I get that logic is not a priority, but neither is coherence. It took me a full hour to understand how all the family members are related. (Where are those Tarantino-esque intro plates when you need them?). I thought the Tabu character was married to the Thakur patriarch (Milind Gunaji), but it turns out she is his daughter-in-law, married to his paralyzed son. It also turns out that Tabu is not Reet’s mother but her sister-in-law. Reet is apparently hiding in Ruhaan’s room, even as he gets famous as a new-age antaryami, but the film makes zero effort to visually conceal her. She stands behind the window, at the top of a staircase, or watches from the balcony, clearly in plain view of everyone who cares to look up. Yet, it feels as if they’re all playing one of those hide-and-seek games where indulgent parents pretend like they can’t see their very visible kids. At one point, I wondered why the movie doesn’t just go rogue and become a survival thriller about Reet and Ruhaan indefinitely carrying on the facade, getting married behind closed doors, having kids and growing old – all of this in a single bedroom while the rest of the family stays blissfully oblivious. 

 

But Manjulika has other (boring) plans. The backstory is like a python that squeezes itself to death by mistake: Black magic, madness, jealousy, betrayal, murder, paralysis, the works. The first half meanders and meanders, biding time till Manjulika is released, almost willing Kartik Aaryan to invoke his inner Akshay Kumar – the way he walks, talks, cracks up, cracks down, laughs, fat-shames, curses. The resemblance is uncanny but the imitation is jarring. Kumar always had great comic timing, and though Aaryan manages to make a few lines sound amusing, his physical comedy lacks the crass fluidity of those glory days.

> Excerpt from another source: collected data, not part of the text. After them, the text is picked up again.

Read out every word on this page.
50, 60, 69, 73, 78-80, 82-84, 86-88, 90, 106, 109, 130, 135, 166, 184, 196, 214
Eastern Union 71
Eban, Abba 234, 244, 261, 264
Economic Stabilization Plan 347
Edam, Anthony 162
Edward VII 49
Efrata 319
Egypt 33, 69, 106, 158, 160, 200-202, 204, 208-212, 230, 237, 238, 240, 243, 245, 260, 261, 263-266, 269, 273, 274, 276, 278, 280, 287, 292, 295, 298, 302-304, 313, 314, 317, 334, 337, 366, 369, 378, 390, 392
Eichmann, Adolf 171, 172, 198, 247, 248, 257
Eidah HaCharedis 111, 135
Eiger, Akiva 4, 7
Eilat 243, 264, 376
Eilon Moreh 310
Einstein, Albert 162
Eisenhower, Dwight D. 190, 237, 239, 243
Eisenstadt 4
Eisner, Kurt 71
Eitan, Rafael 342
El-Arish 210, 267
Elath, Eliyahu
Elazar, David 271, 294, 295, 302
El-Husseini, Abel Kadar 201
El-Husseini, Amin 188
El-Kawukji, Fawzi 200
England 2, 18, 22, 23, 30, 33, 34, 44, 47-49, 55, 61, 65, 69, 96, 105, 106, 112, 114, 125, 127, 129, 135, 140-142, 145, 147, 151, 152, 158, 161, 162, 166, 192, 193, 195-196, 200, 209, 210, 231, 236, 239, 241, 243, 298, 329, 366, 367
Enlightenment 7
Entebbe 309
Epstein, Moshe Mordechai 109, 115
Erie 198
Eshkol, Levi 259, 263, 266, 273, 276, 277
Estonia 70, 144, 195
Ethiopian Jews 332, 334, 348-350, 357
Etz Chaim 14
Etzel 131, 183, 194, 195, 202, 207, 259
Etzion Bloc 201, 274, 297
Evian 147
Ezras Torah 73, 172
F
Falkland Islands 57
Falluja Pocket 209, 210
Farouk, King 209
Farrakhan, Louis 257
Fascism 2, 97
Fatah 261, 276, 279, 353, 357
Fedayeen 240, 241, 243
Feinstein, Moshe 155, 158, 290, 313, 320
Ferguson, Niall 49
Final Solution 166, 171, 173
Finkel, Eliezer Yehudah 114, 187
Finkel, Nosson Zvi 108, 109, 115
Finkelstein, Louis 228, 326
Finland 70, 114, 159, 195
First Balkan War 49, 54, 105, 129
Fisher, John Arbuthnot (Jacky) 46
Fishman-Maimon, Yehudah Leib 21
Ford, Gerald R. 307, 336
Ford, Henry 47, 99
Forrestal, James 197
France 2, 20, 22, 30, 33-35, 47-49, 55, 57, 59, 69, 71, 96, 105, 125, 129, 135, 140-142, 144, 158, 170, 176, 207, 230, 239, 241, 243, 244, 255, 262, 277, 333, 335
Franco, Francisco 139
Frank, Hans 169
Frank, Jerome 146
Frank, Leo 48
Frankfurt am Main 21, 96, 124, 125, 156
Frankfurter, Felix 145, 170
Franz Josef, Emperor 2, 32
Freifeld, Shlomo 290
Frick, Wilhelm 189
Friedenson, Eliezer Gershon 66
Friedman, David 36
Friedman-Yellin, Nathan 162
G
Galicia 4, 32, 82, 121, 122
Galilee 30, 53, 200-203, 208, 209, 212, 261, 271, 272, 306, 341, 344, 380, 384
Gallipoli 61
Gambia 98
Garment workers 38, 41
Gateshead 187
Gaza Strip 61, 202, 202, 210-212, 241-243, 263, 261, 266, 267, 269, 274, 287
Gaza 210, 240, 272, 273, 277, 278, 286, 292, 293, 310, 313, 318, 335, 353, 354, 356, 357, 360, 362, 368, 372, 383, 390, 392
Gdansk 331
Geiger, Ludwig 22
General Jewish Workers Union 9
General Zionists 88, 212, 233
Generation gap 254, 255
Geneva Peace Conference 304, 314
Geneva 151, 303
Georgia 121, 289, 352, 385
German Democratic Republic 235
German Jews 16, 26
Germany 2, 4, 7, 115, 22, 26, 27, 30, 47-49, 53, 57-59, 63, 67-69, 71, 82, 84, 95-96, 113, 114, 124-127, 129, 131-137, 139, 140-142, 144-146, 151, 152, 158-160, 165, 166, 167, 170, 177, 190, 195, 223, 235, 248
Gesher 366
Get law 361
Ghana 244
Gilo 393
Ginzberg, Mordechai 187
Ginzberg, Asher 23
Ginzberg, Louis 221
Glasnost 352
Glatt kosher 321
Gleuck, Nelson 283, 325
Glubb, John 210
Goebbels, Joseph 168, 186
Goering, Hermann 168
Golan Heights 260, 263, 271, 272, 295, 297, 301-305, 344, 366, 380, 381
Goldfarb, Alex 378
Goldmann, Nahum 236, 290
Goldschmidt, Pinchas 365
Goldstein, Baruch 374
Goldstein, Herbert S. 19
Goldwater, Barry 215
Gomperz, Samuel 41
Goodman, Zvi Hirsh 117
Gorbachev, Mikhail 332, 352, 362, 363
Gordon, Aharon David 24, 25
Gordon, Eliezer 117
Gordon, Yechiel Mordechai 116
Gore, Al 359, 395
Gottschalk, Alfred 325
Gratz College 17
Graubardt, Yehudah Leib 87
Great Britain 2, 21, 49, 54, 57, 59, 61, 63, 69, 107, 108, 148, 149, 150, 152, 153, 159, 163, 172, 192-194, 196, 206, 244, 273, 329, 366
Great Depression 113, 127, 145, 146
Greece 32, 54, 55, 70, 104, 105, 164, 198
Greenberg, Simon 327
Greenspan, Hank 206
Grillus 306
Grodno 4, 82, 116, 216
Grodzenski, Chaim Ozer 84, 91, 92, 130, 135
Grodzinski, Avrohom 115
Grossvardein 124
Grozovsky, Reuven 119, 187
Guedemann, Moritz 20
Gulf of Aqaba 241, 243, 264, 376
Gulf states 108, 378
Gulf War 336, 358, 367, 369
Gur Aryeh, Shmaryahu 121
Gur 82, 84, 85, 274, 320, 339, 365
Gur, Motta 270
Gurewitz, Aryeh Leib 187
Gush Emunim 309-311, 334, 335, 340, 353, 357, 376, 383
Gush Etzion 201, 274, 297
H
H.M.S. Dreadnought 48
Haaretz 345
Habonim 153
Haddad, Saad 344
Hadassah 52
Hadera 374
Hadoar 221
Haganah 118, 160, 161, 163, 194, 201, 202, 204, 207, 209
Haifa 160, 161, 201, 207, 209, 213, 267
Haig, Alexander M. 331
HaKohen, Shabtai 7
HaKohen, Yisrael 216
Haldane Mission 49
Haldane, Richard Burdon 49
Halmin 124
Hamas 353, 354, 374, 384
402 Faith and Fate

Kiara Advani has little to do except hide, because this is really Tabu’s film – and not entirely in a good way. The veteran actress is the backbone of the bizarre horror comedy, but there are times when she’s so into her role that the movie is almost forced to be as serious. One can be faulted for being good in a bad film, just as one can be faulted for hamming in a good film. There are shades of her Andhadhun character in this one, and that’s not a title I was expecting to mention in this review.

One of the last shots of Bhool Bhulaiyaa 2 shows a ghost effortlessly floating through a closed door. That same door. To say I felt cheated would be an understatement. Are you telling me a Trishul on the lock was enough to keep it inside for 18 long years? 18 years is a long time. Maybe the last horror film it watched before it went in was Krishna Cottage in 2004. Can you blame it for wanting to stay inside?